Savaşın içinde yaşamak ne kadar normalse bizim yaşantımız da o kadar normaldi. Yıllardır hayat öylece akarken komşunuzun evine bomba düşmesi normaldi. Dün okulda oyun oynadığın arkadaşının ertesi gün cenazesine gitmen normaldi. Babamın camide namaz kılarken tutuklanması da normaldi. Ulan Ahmet madem bunlar normaldi ne diye korktun da saçlarından oldun. O pislikler şimdiki Ahmet’i korkutsalardı saç telimi almak neymiş gösterirdim onlara. Fakat artık korkmuyorum. Aksine o kutlu yere ulaşmamı hızlandırırlar.

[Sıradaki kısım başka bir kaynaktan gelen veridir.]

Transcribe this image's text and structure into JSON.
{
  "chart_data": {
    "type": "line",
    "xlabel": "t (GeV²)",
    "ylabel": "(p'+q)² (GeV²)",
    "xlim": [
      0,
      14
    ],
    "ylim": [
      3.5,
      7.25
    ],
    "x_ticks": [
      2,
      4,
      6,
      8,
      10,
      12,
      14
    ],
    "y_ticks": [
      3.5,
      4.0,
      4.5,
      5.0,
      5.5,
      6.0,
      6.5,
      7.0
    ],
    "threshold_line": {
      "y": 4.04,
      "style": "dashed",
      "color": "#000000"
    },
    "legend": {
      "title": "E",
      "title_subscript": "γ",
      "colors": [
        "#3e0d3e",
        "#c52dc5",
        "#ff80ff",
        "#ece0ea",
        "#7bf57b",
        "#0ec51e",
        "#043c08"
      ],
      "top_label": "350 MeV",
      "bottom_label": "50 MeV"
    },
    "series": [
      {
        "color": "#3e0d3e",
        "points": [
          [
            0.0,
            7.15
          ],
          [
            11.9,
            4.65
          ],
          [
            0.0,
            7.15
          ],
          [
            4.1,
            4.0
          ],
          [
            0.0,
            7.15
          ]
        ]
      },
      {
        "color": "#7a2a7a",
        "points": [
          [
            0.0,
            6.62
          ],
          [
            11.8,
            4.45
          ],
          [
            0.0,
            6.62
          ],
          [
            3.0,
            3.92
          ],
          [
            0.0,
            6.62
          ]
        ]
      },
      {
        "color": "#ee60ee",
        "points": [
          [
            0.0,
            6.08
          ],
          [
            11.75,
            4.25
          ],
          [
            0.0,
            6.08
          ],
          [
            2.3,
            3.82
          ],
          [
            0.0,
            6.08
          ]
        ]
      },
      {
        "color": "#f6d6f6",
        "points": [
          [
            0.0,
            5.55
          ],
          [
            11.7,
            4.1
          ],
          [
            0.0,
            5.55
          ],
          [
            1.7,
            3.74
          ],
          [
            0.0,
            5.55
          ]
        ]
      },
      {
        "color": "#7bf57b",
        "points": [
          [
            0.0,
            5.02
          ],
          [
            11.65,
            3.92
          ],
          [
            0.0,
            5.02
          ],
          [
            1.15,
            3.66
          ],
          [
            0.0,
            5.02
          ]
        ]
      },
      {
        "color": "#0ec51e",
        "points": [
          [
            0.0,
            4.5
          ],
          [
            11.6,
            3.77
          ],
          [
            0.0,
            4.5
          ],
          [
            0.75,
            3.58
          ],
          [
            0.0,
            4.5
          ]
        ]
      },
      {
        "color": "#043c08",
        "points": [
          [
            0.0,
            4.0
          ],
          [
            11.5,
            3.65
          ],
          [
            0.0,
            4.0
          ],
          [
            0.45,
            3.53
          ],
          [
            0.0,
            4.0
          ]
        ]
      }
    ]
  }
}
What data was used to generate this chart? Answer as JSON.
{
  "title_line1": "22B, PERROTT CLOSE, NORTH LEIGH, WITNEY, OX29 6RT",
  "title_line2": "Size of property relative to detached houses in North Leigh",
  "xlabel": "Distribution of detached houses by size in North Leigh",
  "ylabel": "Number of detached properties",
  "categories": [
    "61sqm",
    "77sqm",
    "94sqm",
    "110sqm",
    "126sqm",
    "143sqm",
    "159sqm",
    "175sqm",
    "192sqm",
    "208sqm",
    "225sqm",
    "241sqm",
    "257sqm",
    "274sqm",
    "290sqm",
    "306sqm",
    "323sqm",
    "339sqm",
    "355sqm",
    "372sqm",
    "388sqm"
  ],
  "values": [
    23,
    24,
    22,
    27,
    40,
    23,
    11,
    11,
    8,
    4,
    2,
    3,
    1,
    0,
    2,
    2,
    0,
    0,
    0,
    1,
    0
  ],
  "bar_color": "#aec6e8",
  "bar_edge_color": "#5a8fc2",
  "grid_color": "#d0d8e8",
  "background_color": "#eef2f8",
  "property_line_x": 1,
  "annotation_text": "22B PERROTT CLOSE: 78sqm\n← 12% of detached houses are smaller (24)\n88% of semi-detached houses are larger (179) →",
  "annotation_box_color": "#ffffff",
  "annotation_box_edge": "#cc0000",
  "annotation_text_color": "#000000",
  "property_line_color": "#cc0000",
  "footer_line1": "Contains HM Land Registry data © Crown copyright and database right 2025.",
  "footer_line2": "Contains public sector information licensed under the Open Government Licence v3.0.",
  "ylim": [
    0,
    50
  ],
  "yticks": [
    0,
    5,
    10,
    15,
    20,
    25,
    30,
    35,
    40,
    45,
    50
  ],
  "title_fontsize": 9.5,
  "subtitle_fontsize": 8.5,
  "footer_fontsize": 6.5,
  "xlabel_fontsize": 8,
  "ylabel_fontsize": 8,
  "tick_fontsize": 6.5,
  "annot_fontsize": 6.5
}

Bir gün erzak yardımından payımıza bir kasa patates düştü. Aylardır patatesimiz olmadığından her birimiz iştahla henüz yapılmamış patatesli yemekleri yemiş kadar açtık gözlerimizi. Sevinçten birbirimize sarıldık. Ayşe bir ara eline aldığı bir patatesi bana doğrultup “Abi baksana bu senin kafana benziyor.” Dedi. Yani ona benzer şeyler söylemeye çalıştı. O günden beri Ayşe bana Patates Kafa der. O bana her öyle seslendiğinde içimde bilemediğim bir mutlulukla ona dönerim ve gülmeye başlarım. Bir başkası bana Patates Kafa deseydi çoktan yumruğumla yüzleşmişti. Fakat Ayşe başka. O öyle dediyse ben de bu âlemin gelmiş geçmiş en Patates Kafalısıyım!
Bir ara otobüsün radyosundan bir ses yükseliyor: “Suriye’de yine yerleşim yerleri bombalandı.” O an geride bıraktığım yurdumun içimde benimle geldiğimi hissediyorum. Yutkunduğumda bir ok saplanıyor boğazıma. Haberi benimle beraber duyan anneme dönüp ağzımın bir kenarını anlamsızca büzerek “Babam iyi ki hapishanede” diyebiliyorum. “Dışarısı çok kötü bir hâl almış.” Annem dolan gözlerini siliyor ve babamın iyi olmasına dua ederek başını sallıyor.
Hâlâ ucunu bilmediğim yolun üstünde akıp gidiyoruz. İstanbul çok büyük şehir. Bizi yutmasından korkuyorum aslında. Verecek başka saç telim olmadığından korkmak serbest. Yirmisinde bir oğlanım. Onca hırpalanmaya rağmen gücüm kuvvetim yerinde. Dilim döndükçe bir iş isteyeceğim. “Ne iş olsa yaparım.” derim. Annem ve Ayşe’yi bir savaştan alıp başka bir savaşa mahkum edemem. Babama bir sözüm var: Onlara iyi bakacağım.
Yolu seyrederken gözlerim kaymaktan yorulup bir aralık kapandı. Uzunca bir uyku çekmişim. Uyandığımda bir köprüden geçiyorduk. Altımızda maviliği beni büyüleyen bir deniz bizi selamladı. İstanbul! Gelmişiz işte. Biliyorum alışmam ve kendimize alıştırmam çok zor olacak fakat başarmam lazım.
Ben Ahmet ya da Patates Kafa. Bu dünya artık bana tüm renklerini de sunsa beni kandıramaz. Çünkü ben kanın kırmızısını, dumanın grisini, yaranın morunu, soğuğun beyazını, yokluğun siyahını gördüm. Akıp giden yol ve zaman beni, annemi ve canımdan can bildiğim Ayşe’yi İstanbul’a getirdi. Artık tek amacım o kutlu yere varmak için bu memlekette çabalamak. Kaçtığım şey Allah’ın bir kaderinden yine başka bir kaderi. Bu da Patates Kafamın bitmek bilmez kederi.